If I call clEnqueueNDRangeKernel(...) with a local size of NULL, is there any way to find out how the hardware has decided to utilise the work groups, i.e. how many work items (kernel instances) are running in each group? I've had a look at the stats in CodeXL but I don't understand a lot of what is being reported. I'm assuming that what I'm looking for is buried somewhere in all those numbers.
(On a related note, if work_dim is 2 and local size is set to (1, 1), would this effectively result in only one kernel instance running in each workgroup?)
Thank you for the query.
If local-size is NULL, then the OpenCL implementation determines how to be break the global work-items into appropriate work-group instances. It also depends on the target device where the kernel will be executed.

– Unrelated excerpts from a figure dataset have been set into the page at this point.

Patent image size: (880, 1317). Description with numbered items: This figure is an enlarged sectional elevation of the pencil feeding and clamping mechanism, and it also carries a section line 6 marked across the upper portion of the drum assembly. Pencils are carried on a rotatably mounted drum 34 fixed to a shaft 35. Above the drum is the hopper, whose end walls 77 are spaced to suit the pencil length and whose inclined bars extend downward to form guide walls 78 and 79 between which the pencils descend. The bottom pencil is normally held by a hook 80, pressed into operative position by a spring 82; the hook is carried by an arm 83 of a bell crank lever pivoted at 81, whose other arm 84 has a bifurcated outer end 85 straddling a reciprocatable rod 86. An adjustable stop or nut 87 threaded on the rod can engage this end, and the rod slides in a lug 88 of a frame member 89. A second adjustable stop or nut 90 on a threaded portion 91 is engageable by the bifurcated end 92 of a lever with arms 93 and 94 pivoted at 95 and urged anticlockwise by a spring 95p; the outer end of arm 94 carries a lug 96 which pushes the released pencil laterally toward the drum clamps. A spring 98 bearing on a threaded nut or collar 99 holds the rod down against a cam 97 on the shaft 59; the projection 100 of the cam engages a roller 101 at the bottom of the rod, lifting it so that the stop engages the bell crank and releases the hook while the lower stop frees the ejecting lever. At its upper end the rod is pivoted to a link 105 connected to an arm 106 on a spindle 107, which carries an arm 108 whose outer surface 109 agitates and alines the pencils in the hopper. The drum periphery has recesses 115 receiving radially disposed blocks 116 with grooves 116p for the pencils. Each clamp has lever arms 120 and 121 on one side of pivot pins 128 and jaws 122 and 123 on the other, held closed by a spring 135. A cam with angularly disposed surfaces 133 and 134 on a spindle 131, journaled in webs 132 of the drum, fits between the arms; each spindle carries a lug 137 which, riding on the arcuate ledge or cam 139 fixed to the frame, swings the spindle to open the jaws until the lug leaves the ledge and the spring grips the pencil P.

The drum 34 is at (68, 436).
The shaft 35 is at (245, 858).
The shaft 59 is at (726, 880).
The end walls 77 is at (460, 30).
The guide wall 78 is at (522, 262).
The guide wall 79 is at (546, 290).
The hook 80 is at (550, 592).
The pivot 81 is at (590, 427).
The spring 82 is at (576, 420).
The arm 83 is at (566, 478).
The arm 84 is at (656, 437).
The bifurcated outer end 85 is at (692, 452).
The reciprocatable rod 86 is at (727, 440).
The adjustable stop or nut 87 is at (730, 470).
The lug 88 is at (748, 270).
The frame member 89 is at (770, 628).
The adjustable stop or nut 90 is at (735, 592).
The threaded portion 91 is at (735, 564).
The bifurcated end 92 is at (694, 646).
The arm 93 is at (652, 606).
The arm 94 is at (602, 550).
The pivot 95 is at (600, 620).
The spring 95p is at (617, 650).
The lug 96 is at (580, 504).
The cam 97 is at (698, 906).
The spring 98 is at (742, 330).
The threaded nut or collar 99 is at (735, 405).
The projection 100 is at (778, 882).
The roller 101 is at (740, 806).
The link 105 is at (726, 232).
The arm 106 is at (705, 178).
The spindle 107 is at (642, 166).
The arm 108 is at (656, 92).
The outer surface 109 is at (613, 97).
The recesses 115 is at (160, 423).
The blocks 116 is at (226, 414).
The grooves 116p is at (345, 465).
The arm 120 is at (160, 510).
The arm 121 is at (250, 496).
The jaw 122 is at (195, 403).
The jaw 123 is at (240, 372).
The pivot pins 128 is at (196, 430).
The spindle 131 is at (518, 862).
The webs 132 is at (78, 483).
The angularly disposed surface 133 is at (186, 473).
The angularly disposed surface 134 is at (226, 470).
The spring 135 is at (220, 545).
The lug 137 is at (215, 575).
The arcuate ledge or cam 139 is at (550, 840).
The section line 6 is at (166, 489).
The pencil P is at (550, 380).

clGetKernelWorkGroupInfo can be used to query information about the kernel object that may be specific to a device. Calling this API with parameter CL_KERNEL_PREFERRED_WORK_GROUP_SIZE_MULTIPLE, returns the preferred work-group size for that kernel for a specific device. This value can be a good hint to find out the default work-group size that the implementation may choose for that kernel for that device if no local-size is specified.
Using CodeXL, the work-group size used for each kernel can be found under column " WorkGroupSize" in "GPU Performance Counters" profiling report. For more information, please see "CodeXL User Guide (Help)-> Using CodeXL > GPU Profiler > Using the GPU Profiler > GPU Profiler Performance Counters Session"
On a related note, if work_dim is 2 and local size is set to (1, 1), would this effectively result in only one kernel instance running in each workgroup?
Yes, it means each work-group has only one work-item to execute.